Revi wrote:I would say so. We complain about having to get up, go to the fridge and get our food out of it, pre-packaged and ready for consumption. Wait until we have to grow, cook and consume our food without any fossil fuel. There will be a lot of people who will just cluster near the feeding stations, but some will figure out how to do it again.
AdamB wrote:Some never forgot. The cure to peak oil, as generally advocated by the collapse club? See below. I wonder why so few, who honestly believe this is where the world is headed, aren't swelling their ranks by the millions already?
vtsnowedin wrote:AdamB wrote:Some never forgot. The cure to peak oil, as generally advocated by the collapse club? See below. I wonder why so few, who honestly believe this is where the world is headed, aren't swelling their ranks by the millions already?

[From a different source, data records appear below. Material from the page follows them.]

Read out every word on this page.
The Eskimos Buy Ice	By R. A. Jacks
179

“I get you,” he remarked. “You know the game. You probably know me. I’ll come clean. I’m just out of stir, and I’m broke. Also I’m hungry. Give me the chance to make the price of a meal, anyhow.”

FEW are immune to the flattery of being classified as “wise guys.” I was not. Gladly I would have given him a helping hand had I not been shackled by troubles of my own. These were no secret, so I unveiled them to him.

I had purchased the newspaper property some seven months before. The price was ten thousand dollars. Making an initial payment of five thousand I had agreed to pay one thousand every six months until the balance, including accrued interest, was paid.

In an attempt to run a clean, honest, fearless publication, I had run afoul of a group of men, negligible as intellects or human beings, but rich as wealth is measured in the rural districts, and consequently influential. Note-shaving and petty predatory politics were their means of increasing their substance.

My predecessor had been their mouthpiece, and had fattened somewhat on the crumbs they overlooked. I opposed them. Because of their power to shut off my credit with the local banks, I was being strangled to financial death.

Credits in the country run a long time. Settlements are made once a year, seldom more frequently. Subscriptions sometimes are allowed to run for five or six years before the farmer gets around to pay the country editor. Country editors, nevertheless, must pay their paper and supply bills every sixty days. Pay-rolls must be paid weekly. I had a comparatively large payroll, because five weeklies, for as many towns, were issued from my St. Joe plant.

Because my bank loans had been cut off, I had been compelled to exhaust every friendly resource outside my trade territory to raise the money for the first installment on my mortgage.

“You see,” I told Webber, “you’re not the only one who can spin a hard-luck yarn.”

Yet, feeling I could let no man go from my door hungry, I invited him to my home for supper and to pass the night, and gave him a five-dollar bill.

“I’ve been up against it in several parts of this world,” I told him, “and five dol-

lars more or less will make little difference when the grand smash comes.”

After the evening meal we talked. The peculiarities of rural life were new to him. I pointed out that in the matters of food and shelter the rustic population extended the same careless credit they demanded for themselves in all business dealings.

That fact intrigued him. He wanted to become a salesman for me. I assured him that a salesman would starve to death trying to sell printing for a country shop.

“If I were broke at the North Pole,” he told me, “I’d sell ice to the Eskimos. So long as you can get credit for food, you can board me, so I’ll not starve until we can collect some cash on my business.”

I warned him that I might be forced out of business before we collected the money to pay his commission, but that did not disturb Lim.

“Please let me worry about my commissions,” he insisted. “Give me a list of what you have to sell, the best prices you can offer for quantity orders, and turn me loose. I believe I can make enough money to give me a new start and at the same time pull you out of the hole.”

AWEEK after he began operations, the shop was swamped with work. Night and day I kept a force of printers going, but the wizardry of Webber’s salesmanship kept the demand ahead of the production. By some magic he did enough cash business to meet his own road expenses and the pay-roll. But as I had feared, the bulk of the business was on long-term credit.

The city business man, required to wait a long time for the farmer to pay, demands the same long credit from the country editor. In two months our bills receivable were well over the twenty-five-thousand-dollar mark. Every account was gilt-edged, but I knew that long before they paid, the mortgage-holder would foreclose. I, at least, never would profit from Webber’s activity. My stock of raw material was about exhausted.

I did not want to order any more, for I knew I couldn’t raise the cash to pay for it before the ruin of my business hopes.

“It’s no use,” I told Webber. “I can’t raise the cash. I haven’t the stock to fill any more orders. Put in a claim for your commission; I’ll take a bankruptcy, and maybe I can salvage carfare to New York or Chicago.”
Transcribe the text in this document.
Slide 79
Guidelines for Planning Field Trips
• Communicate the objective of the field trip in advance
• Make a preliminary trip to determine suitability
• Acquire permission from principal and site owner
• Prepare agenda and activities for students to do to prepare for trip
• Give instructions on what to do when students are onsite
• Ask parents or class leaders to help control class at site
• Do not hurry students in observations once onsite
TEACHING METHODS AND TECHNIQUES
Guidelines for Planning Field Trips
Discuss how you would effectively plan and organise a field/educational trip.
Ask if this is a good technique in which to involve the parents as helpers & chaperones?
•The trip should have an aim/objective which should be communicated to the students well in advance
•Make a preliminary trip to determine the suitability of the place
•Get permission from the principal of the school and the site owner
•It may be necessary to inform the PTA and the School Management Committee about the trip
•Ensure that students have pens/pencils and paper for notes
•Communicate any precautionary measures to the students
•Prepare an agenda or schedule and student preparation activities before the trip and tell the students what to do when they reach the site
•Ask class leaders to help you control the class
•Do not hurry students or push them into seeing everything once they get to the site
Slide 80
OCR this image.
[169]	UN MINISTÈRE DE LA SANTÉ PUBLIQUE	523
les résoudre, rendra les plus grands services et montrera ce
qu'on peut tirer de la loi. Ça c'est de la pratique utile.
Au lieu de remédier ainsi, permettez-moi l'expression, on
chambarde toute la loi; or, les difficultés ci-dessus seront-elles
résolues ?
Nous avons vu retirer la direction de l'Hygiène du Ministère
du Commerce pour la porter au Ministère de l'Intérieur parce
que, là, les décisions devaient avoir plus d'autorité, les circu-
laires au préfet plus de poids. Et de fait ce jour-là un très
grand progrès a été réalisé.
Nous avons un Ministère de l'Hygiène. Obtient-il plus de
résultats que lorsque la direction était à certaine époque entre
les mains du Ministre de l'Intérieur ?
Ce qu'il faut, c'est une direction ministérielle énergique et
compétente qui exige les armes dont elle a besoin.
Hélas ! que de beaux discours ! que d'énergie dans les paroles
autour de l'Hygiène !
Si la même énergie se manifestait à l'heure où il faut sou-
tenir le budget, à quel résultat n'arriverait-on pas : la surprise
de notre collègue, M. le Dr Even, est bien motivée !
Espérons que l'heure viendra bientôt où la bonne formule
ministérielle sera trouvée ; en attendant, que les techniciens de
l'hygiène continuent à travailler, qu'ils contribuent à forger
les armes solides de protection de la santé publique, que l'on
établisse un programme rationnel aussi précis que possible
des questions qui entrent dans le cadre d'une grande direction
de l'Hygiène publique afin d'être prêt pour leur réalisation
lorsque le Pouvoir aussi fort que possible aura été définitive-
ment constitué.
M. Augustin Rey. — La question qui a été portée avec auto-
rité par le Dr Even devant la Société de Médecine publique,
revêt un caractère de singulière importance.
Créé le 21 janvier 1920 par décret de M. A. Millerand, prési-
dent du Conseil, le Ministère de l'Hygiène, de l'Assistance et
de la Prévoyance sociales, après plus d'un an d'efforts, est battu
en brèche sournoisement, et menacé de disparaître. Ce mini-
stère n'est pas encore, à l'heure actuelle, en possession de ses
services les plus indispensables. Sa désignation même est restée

Probably because walking behind that plow is a seven plus mile walk per acre and you can't text and plow at the same time.
Also enough land to feed the mules could be used to grow a bio -diesel convertible crop and run a more productive tractor.
Revi wrote:Whatever Adam B. At least you respond to things. I think we'll lose a lot of big ag when things get bad.
ROCKMAN wrote:
Obviously that $133 billion wasn't grown by hundreds of thousands of farmers tending 20 acre plots. And it wouldn't be just less production but also at higher prices. So even if commercial ag can maintain output as we stubble down the PO path the cost will increase. And that's in a world where many are priced out to some degree of the market place TODAY.
Revi wrote:Big ag depends on cheap energy. If the price of diesel goes up it wrecks the whole model. I am not saying that it's going to be wonderful to lose it, but the era of cheap food is coming to an end. Those small farms aren't going to be a great place to be either, but at least they will feed some people. The vast majority are going to be in trouble. Big ag will continue, but they are commodity farms, and need to be given subsidies to survive. They sell wholesale into the market. Smaller farmers usually sell retail and can't make as much food.
onlooker wrote:Revi, all Adam has is the repeating meme of so far the timing if predictions of Doom have been faulty therefore the reasoning behind such predictions is also.
Revi wrote:Big ag depends on cheap energy.
Revi wrote: If the price of diesel goes up it wrecks the whole model.
Revi wrote: I am not saying that it's going to be wonderful to lose it, but the era of cheap food is coming to an end.
vtsnowedin wrote:How does a price increase of fuel "wreck the model"? Scarce high priced fuel and fertilizer will crowd out the least efficient farmers and cause production numbers to fall and unit sale prices to rise which will eliminate the need for any subsidies. All farms are commodity farms just some small ones use their production to subsist on and their production numbers are much smaller.
ralfy wrote:vtsnowedin wrote:How does a price increase of fuel "wreck the model"? Scarce high priced fuel and fertilizer will crowd out the least efficient farmers and cause production numbers to fall and unit sale prices to rise which will eliminate the need for any subsidies. All farms are commodity farms just some small ones use their production to subsist on and their production numbers are much smaller.
It wrecks the model because a global capitalist system with a growing human population, a growing middle class, and increasing credit require cheap oil, and with that cheap food.